Muzhik itu mengambil bulu-bulu angsa lembut dan dengan itu dilapisilah geladak perahu. Setelah rampung, ia mendudukkan jenderal-jenderal itu ke dalam perahu, membuat tanda salib, lantas memulai pelayarannya. Betapa takutnya para jenderal itu oleh bermacam badai dan topan di sepanjang perjalanan, betapa mereka mengutuki sang muzhik karena kemalasannya—bahkan pena maupun lidah tak mampu menceritakannya. Sang muzhik pun mendayung dan terus mendayung, dan memberi makan para jenderal itu dengan ikan-ikan haring.
Akhirnya, terlihat oleh mereka Ibunda-Neva dan Kanal Yekaterininsky yang luar biasa, dan kini Podyacheskaya yang Agung itu!
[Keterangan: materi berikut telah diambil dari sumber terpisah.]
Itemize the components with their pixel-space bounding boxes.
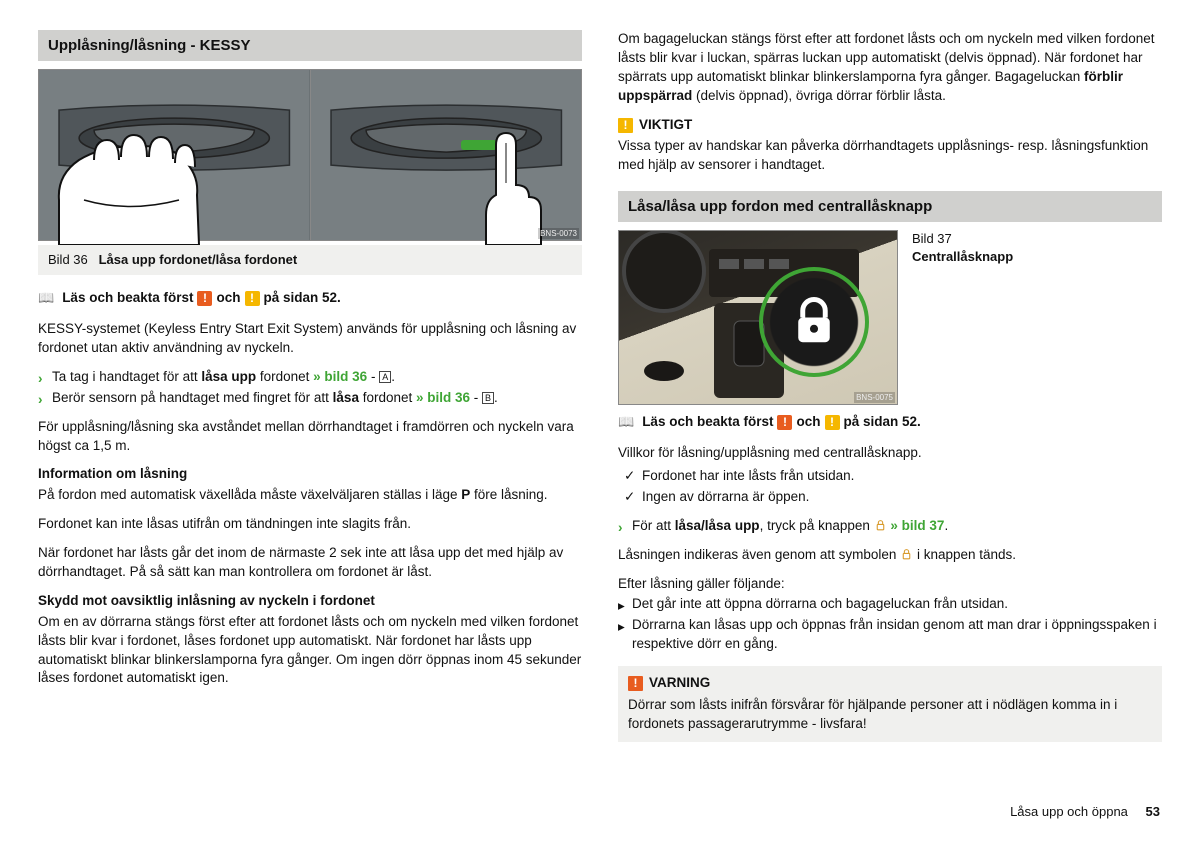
page-number: 53	[1146, 804, 1160, 819]
ref-link[interactable]: » bild 37	[890, 518, 944, 533]
warning-text: Dörrar som låsts inifrån försvårar för h…	[628, 696, 1152, 734]
condition-1: Fordonet har inte låsts från utsidan.	[618, 467, 1162, 486]
chevron-icon: ›	[38, 370, 43, 389]
caption-num: Bild 36	[48, 252, 88, 267]
chevron-icon: ›	[618, 519, 623, 538]
paragraph: När fordonet har låsts går det inom de n…	[38, 544, 582, 582]
read-first-and: och	[216, 289, 240, 308]
chevron-icon: ›	[38, 391, 43, 410]
paragraph: KESSY-systemet (Keyless Entry Start Exit…	[38, 320, 582, 358]
paragraph: Om bagageluckan stängs först efter att f…	[618, 30, 1162, 106]
condition-2: Ingen av dörrarna är öppen.	[618, 488, 1162, 507]
section-header-kessy: Upplåsning/låsning - KESSY	[38, 30, 582, 61]
section-header-centrallock: Låsa/låsa upp fordon med centrallåsknapp	[618, 191, 1162, 222]
warning-callout: ! VARNING Dörrar som låsts inifrån försv…	[618, 666, 1162, 742]
figure-37: BNS-0075 Bild 37 Centrallåsknapp	[618, 230, 1162, 405]
lock-button-highlight	[759, 267, 869, 377]
warning-yellow-icon: !	[245, 291, 260, 306]
subheading: Information om låsning	[38, 465, 582, 484]
triangle-icon: ▸	[618, 597, 625, 616]
warning-yellow-icon: !	[825, 415, 840, 430]
hand-grab-icon	[49, 105, 219, 245]
read-first-pre: Läs och beakta först	[62, 289, 193, 308]
right-column: Om bagageluckan stängs först efter att f…	[618, 30, 1162, 742]
caption-text: Låsa upp fordonet/låsa fordonet	[99, 252, 298, 267]
important-title: VIKTIGT	[639, 116, 692, 135]
paragraph: Fordonet kan inte låsas utifrån om tändn…	[38, 515, 582, 534]
padlock-small-icon	[874, 519, 887, 532]
warning-red-icon: !	[777, 415, 792, 430]
read-first-post: på sidan 52.	[264, 289, 341, 308]
instruction-unlock: › Ta tag i handtaget för att låsa upp fo…	[38, 368, 582, 387]
ref-box-b: B	[482, 392, 494, 404]
caption-num: Bild 37	[912, 230, 1013, 248]
figure-36-caption: Bild 36 Låsa upp fordonet/låsa fordonet	[38, 245, 582, 275]
paragraph: På fordon med automatisk växellåda måste…	[38, 486, 582, 505]
after-lock-2: ▸Dörrarna kan låsas upp och öppnas från …	[618, 616, 1162, 654]
triangle-icon: ▸	[618, 618, 625, 637]
subheading: Skydd mot oavsiktlig inlåsning av nyckel…	[38, 592, 582, 611]
figure-37-image: BNS-0075	[618, 230, 898, 405]
paragraph: Efter låsning gäller följande:	[618, 575, 1162, 594]
read-first-and: och	[796, 413, 820, 432]
paragraph: För upplåsning/låsning ska avståndet mel…	[38, 418, 582, 456]
padlock-small-icon	[900, 548, 913, 561]
important-header: ! VIKTIGT	[618, 116, 1162, 135]
read-first-notice-2: Läs och beakta först ! och ! på sidan 52…	[618, 413, 1162, 432]
ref-link[interactable]: » bild 36	[416, 390, 470, 405]
caption-text: Centrallåsknapp	[912, 249, 1013, 264]
read-first-post: på sidan 52.	[844, 413, 921, 432]
paragraph: Villkor för låsning/upplåsning med centr…	[618, 444, 1162, 463]
figure-36-b: B BNS-0073	[311, 70, 582, 240]
ref-link[interactable]: » bild 36	[313, 369, 367, 384]
instruction-press: › För att låsa/låsa upp, tryck på knappe…	[618, 517, 1162, 536]
after-lock-1: ▸Det går inte att öppna dörrarna och bag…	[618, 595, 1162, 614]
left-column: Upplåsning/låsning - KESSY A B	[38, 30, 582, 742]
paragraph: Låsningen indikeras även genom att symbo…	[618, 546, 1162, 565]
important-icon: !	[618, 118, 633, 133]
figure-ref-code: BNS-0075	[854, 392, 895, 403]
page-footer: Låsa upp och öppna 53	[1010, 803, 1160, 821]
read-first-notice: Läs och beakta först ! och ! på sidan 52…	[38, 289, 582, 308]
figure-ref-code: BNS-0073	[538, 228, 579, 239]
figure-37-caption: Bild 37 Centrallåsknapp	[912, 230, 1013, 405]
figure-36: A B	[38, 69, 582, 241]
hand-point-icon	[461, 105, 551, 245]
footer-text: Låsa upp och öppna	[1010, 804, 1128, 819]
warning-title: VARNING	[649, 674, 710, 693]
read-first-pre: Läs och beakta först	[642, 413, 773, 432]
book-icon	[618, 413, 638, 432]
instruction-lock: › Berör sensorn på handtaget med fingret…	[38, 389, 582, 408]
ref-box-a: A	[379, 371, 391, 383]
warning-icon: !	[628, 676, 643, 691]
important-text: Vissa typer av handskar kan påverka dörr…	[618, 137, 1162, 175]
paragraph: Om en av dörrarna stängs först efter att…	[38, 613, 582, 689]
padlock-icon	[787, 295, 841, 349]
warning-red-icon: !	[197, 291, 212, 306]
book-icon	[38, 289, 58, 308]
warning-header: ! VARNING	[628, 674, 1152, 693]
figure-36-a: A	[39, 70, 311, 240]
Kedua juru masak mengangkat tangan mereka ketika mendapati jenderal mereka telah malih sintal, putih, dan ceria! Para jenderal itu kembung oleh kopi, makan roti gulung, dan mengenakan seragam mereka. Mereka pergi ke Biro Keuangan, dan betapa banyak uang yang mereka peroleh—baik pena maupun lidah tak mampu menyebutkannya!
Meskipun begitu, mereka tak melupakan sang muzhik; mereka membawakannya segelas vodka dan sekeping koin perak: Nih, pergi dan bersenang-senanglah, sobat!
1869
Mikhail Saltykov-Shchedrin (1826-1889) masyhur sebagai satiris Rusia abad ke-19. Hidupnya dihabiskan dengan menjadi penulis, juga bekerja sebagai pegawai negeri, selain didapuk pula sebagai editor majalah Otechestvenniye Zapiski sampai majalah tersebut dibreidel pemerintah Rusia pada 1884.
Cerpen ini diterjemahkan oleh Umar Qadafi dari judul "Повесть о том, как один мужик двух генералов прокормил" dan "The Tale of How a Peasant Fed Two Generals".